On October 4, miRecule announced that it has entered into a strategic cooperation and exclusive license agreement with Sanofi to accelerate the development of “best-in-class” antibody-RNA conjugates (ARC) for the treatment of facio-scapulohumeral muscular dystrophy disease (FSHD). This collaboration marks the first time miRecule has leveraged its DREAmiR platform for a licensing transaction.
FSHD is the second most common type of muscular dystrophy, with more than 1 million patients worldwide, but there is currently no approved treatment. FSHD is caused by mutations in the DUX4 gene, which is highly expressed in 95% of FSHD patients. Disease-causing genetic mutations cause patients to experience life-long deterioration in muscle function and progressive disability. MC-DX4 can prevent the development of FSHD by knocking down the DUX4 gene in muscle tissue.

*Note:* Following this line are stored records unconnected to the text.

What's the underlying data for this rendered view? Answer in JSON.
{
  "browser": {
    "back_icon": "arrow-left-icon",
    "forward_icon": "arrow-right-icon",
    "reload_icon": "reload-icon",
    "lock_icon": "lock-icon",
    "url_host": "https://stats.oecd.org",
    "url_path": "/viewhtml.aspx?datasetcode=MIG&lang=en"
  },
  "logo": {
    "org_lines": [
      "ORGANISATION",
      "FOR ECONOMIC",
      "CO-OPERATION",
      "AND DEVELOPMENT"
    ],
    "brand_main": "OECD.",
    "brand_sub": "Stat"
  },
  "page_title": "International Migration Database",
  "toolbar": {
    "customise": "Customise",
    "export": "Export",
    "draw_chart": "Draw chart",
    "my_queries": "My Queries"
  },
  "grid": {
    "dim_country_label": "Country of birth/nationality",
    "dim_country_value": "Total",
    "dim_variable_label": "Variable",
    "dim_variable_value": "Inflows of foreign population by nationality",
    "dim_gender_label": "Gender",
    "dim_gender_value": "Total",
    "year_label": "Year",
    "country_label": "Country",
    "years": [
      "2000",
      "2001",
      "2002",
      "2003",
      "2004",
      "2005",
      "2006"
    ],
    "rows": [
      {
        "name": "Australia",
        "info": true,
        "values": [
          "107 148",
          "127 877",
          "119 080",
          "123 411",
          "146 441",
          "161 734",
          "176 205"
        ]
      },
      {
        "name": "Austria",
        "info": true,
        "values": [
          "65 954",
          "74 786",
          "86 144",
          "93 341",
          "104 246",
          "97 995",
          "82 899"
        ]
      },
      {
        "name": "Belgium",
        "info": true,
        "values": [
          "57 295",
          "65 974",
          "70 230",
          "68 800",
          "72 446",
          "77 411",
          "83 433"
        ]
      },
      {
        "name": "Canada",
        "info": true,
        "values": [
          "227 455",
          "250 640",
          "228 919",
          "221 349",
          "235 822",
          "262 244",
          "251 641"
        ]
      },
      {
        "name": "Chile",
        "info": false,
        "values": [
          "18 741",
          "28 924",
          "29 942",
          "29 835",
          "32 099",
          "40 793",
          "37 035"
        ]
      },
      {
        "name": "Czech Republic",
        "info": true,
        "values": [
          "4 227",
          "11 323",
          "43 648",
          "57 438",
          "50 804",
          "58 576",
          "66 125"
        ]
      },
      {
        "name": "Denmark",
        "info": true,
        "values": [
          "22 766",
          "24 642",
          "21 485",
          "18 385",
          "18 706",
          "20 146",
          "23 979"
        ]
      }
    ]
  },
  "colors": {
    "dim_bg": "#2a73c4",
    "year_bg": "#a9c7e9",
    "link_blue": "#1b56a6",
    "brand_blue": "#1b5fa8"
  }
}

The collaboration will combine miReucule’s anti-DUX4 RNA therapy (discovered through the company’s proprietary DREAmiR platform) and Sanofi’s proprietary muscle-targeting nanobody technology, and leverage miReucule’s NAVIgGator conjugation technology and formulation chemistry to combine the two. Each molecule is linked to form an ARC, which selectively targets and inhibits diseased sites in muscle tissue. This ground-breaking approach will allow FSHD patients to resume normal aging without the effects of this progressive disease.

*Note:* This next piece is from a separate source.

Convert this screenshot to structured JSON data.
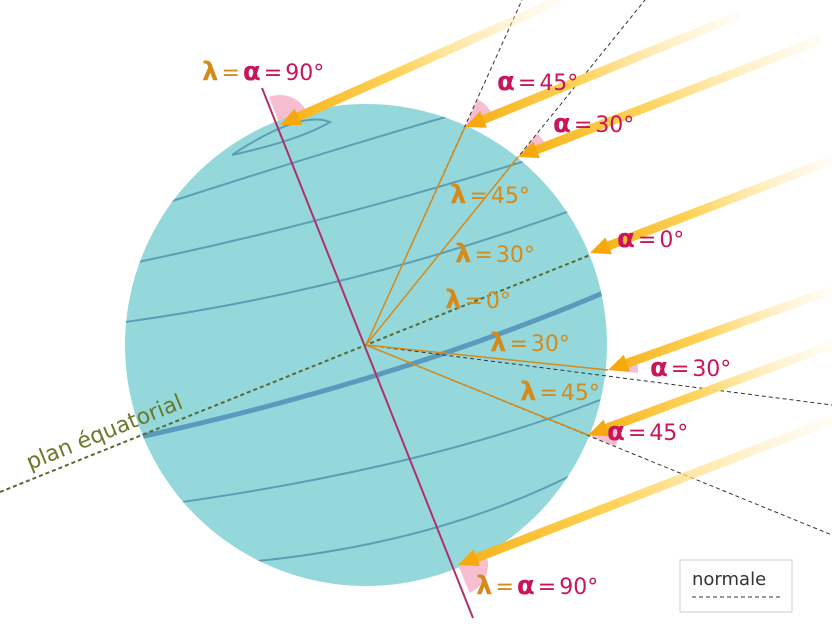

Under the agreement, miRecule will grant an exclusive worldwide license to Sanofi’s FSHD therapy, and Sanofi will be solely responsible for IND research and global development and commercialization activities. miRecule will receive upfront and near-term milestone payments that may total more than $30 million; additional development, regulatory, and commercial milestone payments total nearly $400 million. If approved, miRecule is also eligible to receive tiered royalties on net sales.